The U.S. and Europe need an association of retired medical workers, concerned individuals, and social and religious organizations, to work together on this committee, in order to set up this training project. Part of their task is also to raise the donations needed from international and medium-sized firms, from board members who understand not only that these projects are a humanitarian necessity, but that it is also in their own best interest to maintain a livable world.
As soon as these projects take on a concrete form, they will spark the kind of enthusiasm that all great pioneer projects can generate, despite the seriousness of the situation, and they will give future prospects to many young people who would otherwise be dragged into social revolts and violent activities.
As mentioned, such a private initiative (direct civil action) in the tradition of the non-violent actions of Mahatma Gandhi and Dr. Martin Luther King, Jr. cannot, by itself, solve the gigantic challenge before us. But it can provide a practical example of how people of good will can intervene in an otherwise desperate situation, and point to the required solution. These concrete examples will then encourage governments, or put pressure on them, to join forces and create, through a new credit system, the framework to permanently overcome underdevelopment in the developing countries.

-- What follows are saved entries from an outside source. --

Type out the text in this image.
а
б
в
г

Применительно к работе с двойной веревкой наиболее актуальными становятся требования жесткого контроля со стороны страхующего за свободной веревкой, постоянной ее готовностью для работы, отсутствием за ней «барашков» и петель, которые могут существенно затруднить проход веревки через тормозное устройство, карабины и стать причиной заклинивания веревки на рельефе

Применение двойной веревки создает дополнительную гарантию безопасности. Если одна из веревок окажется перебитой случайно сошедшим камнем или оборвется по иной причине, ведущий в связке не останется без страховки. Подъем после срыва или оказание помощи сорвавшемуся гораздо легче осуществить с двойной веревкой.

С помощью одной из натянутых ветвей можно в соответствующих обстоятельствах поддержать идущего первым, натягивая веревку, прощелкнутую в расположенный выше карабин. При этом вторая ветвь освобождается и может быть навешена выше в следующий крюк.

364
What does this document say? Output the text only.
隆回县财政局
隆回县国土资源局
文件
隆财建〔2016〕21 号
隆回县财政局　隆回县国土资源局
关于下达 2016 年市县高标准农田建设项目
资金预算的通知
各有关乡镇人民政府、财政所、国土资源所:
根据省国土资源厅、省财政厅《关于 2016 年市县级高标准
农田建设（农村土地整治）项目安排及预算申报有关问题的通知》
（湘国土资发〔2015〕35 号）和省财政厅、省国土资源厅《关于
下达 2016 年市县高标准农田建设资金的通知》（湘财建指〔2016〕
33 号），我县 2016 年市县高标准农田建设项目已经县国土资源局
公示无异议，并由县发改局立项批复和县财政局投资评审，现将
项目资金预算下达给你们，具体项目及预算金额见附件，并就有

In that way, the idea of Nicholas of Cusa, that a solution can be found on a higher level that takes into account the interests of all those involved, would find a concrete application today. This initiative will contribute to the fight against the pandemic, it will define a meaningful task for young people, and it will help to improve acute emergency situations in economically disadvantaged regions in the U.S. and Europe, as well as African countries. It will also highlight the vital importance of agriculture in times of famine, and save people from starvation. In a situation where many people feel powerless in the face of the catastrophe of the century, the committee will give every individual the opportunity to contribute something to overcoming the crisis.